No, once a user has downloaded the file they can share it with others without any restrictions, (expiry controls only apply to the link).  Dropbox for example lets you password protect files or a folder and then share a link to them, but once someone downloads them they can be easily shared without any protections.

Is password protection enough to protect business documents during distribution?

PDF password protection only protects documents at transit and at rest, and even then its encryption can be bypassed – see how secure is Adobe PDF encryption.  Adobe PDF editing restrictions, meanwhile, can be removed in seconds with free tools, making them next to useless.

Ultimately, password-based encryption isn’t enough to protect the document when it is in use.  For that, you’ll need a DRM solution.

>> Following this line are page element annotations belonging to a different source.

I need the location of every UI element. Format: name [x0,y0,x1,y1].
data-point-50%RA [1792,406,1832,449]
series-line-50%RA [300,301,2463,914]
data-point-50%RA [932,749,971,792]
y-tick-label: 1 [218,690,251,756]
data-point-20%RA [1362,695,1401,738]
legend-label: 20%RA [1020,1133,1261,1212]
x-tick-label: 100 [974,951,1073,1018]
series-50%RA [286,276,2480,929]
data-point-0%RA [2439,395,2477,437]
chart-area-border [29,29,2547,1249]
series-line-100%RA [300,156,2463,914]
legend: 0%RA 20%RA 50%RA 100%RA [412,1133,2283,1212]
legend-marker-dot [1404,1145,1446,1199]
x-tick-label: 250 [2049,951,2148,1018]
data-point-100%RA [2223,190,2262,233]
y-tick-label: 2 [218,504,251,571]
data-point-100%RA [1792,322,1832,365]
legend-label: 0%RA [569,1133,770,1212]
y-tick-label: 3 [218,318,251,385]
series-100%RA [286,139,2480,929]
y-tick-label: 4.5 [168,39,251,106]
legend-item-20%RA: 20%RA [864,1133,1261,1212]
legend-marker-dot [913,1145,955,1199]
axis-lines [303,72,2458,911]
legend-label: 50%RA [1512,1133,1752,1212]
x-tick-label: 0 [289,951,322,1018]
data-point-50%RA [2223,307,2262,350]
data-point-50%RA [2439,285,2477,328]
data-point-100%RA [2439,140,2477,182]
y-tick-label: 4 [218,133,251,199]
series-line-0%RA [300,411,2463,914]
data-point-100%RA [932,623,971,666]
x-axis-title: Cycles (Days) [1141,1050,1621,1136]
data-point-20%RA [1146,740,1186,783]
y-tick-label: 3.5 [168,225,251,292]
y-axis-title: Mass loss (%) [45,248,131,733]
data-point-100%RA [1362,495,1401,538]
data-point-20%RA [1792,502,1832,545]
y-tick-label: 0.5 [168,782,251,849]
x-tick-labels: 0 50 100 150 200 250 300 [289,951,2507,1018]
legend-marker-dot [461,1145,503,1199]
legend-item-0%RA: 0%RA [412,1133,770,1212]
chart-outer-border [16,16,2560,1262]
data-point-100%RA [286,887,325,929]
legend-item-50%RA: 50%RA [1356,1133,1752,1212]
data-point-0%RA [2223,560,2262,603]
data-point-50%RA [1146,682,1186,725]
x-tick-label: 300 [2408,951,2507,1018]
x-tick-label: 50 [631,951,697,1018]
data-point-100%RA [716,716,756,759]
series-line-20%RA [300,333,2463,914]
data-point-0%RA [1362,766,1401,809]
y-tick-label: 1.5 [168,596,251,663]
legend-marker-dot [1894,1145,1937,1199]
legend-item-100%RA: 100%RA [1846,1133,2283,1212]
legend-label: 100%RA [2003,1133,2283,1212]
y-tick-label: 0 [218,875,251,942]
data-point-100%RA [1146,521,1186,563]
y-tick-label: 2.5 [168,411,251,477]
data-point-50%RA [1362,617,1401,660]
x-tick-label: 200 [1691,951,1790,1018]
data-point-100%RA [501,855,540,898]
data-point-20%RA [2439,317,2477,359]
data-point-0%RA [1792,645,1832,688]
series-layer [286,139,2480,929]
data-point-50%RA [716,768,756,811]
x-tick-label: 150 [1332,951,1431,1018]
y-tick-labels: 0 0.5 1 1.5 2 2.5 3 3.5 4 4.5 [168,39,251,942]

Is Microsoft Word password protection useful for secure document distribution?

No, it is no better than any other form of password protection – authorized users can remove the password or just share it with others.  Also, Word watermarks and document restrictions can be easily removed, so there is no additional benefit in using Word to password-protect docs.

Does Locklizard document DRM integrate with our existing workflow?

Yes, you protect PDFs on your PC and distribute a Locklizard protected document just like any other file.  Document protection and Admin System functionality (like assigning document access) can be automated for hassle free integration.

Does Locklizard help my business comply with HIPAA, GDPR, FINRA, and other regulations?

Yes, Locklizard ensures your documents can be securely distributed and used in a controlled manner.  You can automatically cease access after a certain time period, manually revoke access and track use.  Locklizard uses cryptography and licensing controls to ensure your documents can only be accessed and used by authorized users.  Take a free trial to see how your business can benefit.

How do you protect your PDF from distribution?

You have to use PDF DRM protection since password protected PDF files can be shared with others and restrictions easily removed.